Does Aereo Have a Back-Up Plan?

Broadcasters aren’t giving up on shutting Aereo down. A new court brief filed on Friday has several programmers fighting a judge’s ruling this summer that Aereo is legally in the clear (for now) to continue operating. The new filing claims that the ruling ignores an existing statute which requires licensing payment “whether the members of the public capable of receiving the performance or display receive it in the same place or in separate places and at the same time or different times.”

We’ve always known that Aereo has an uphill battle ahead of it, but one thing that’s occurred to me more recently is that the company may have a back-up plan. CEO Chet Kanojia was the star speaker at last week’s Multichannel cloud TV event, and I had a chance to ask him afterward if Aereo is working on an alternative business model in case the current one doesn’t work out. Kanojia was adamant that the company is only focused on the here and now, but he also agreed that there are other applications for Aereo’s technology.
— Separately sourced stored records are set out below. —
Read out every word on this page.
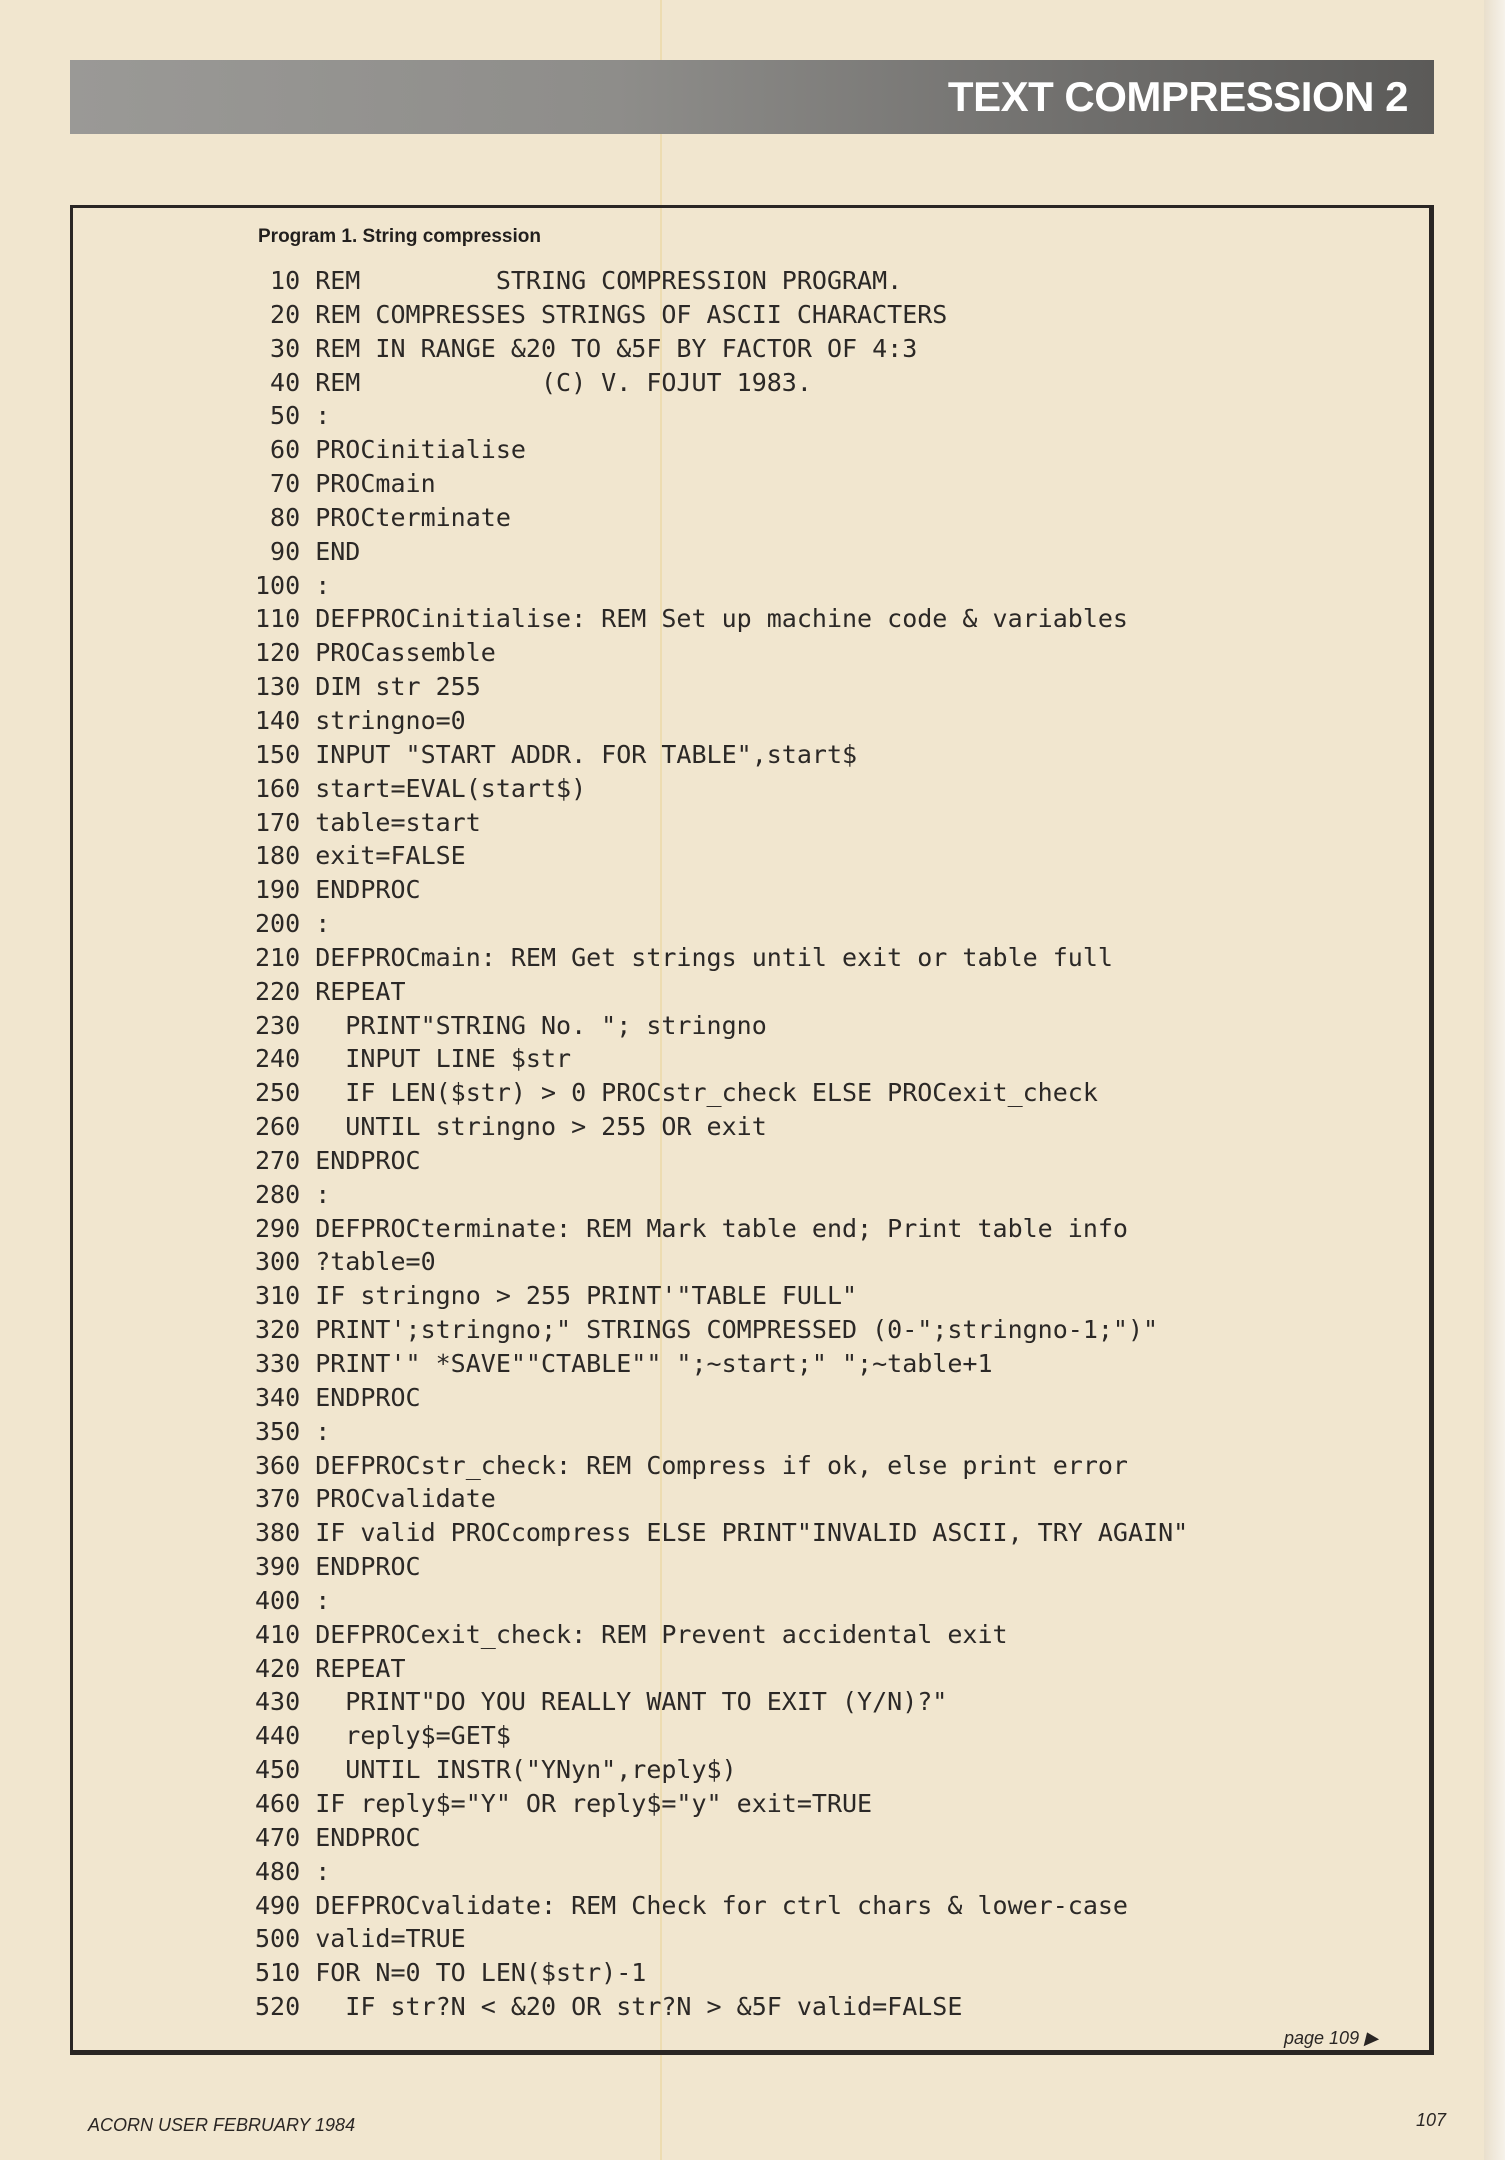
TEXT COMPRESSION 2
Program 1. String compression
10 REM         STRING COMPRESSION PROGRAM.
20 REM COMPRESSES STRINGS OF ASCII CHARACTERS
30 REM IN RANGE &20 TO &5F BY FACTOR OF 4:3
40 REM            (C) V. FOJUT 1983.
50 :
60 PROCinitialise
70 PROCmain
80 PROCterminate
90 END
100 :
110 DEFPROCinitialise: REM Set up machine code & variables
120 PROCassemble
130 DIM str 255
140 stringno=0
150 INPUT "START ADDR. FOR TABLE",start$
160 start=EVAL(start$)
170 table=start
180 exit=FALSE
190 ENDPROC
200 :
210 DEFPROCmain: REM Get strings until exit or table full
220 REPEAT
230   PRINT"STRING No. "; stringno
240   INPUT LINE $str
250   IF LEN($str) > 0 PROCstr_check ELSE PROCexit_check
260   UNTIL stringno > 255 OR exit
270 ENDPROC
280 :
290 DEFPROCterminate: REM Mark table end; Print table info
300 ?table=0
310 IF stringno > 255 PRINT'"TABLE FULL"
320 PRINT';stringno;" STRINGS COMPRESSED (0-";stringno-1;")"
330 PRINT'" *SAVE""CTABLE"" ";~start;" ";~table+1
340 ENDPROC
350 :
360 DEFPROCstr_check: REM Compress if ok, else print error
370 PROCvalidate
380 IF valid PROCcompress ELSE PRINT"INVALID ASCII, TRY AGAIN"
390 ENDPROC
400 :
410 DEFPROCexit_check: REM Prevent accidental exit
420 REPEAT
430   PRINT"DO YOU REALLY WANT TO EXIT (Y/N)?"
440   reply$=GET$
450   UNTIL INSTR("YNyn",reply$)
460 IF reply$="Y" OR reply$="y" exit=TRUE
470 ENDPROC
480 :
490 DEFPROCvalidate: REM Check for ctrl chars & lower-case
500 valid=TRUE
510 FOR N=0 TO LEN($str)-1
520   IF str?N < &20 OR str?N > &5F valid=FALSE
page 109 ▶
ACORN USER FEBRUARY 1984	107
Personally, I wonder if Aereo’s tiny antennas and transcoding tech could be repurposed for something other than just broadcast content. The entire TV delivery system is changing after all. Could Aereo help other TV service companies move to a cloud-based distribution model?

It’s also interesting to note that Kanojia has serious street cred in the cable industry. He worked with Time Warner Cable on its Maestro solution. Maestro didn’t pan out, but Cablevision picked up the idea and ran with it for its RS-DVR service. So Kanojia is no stranger to this space.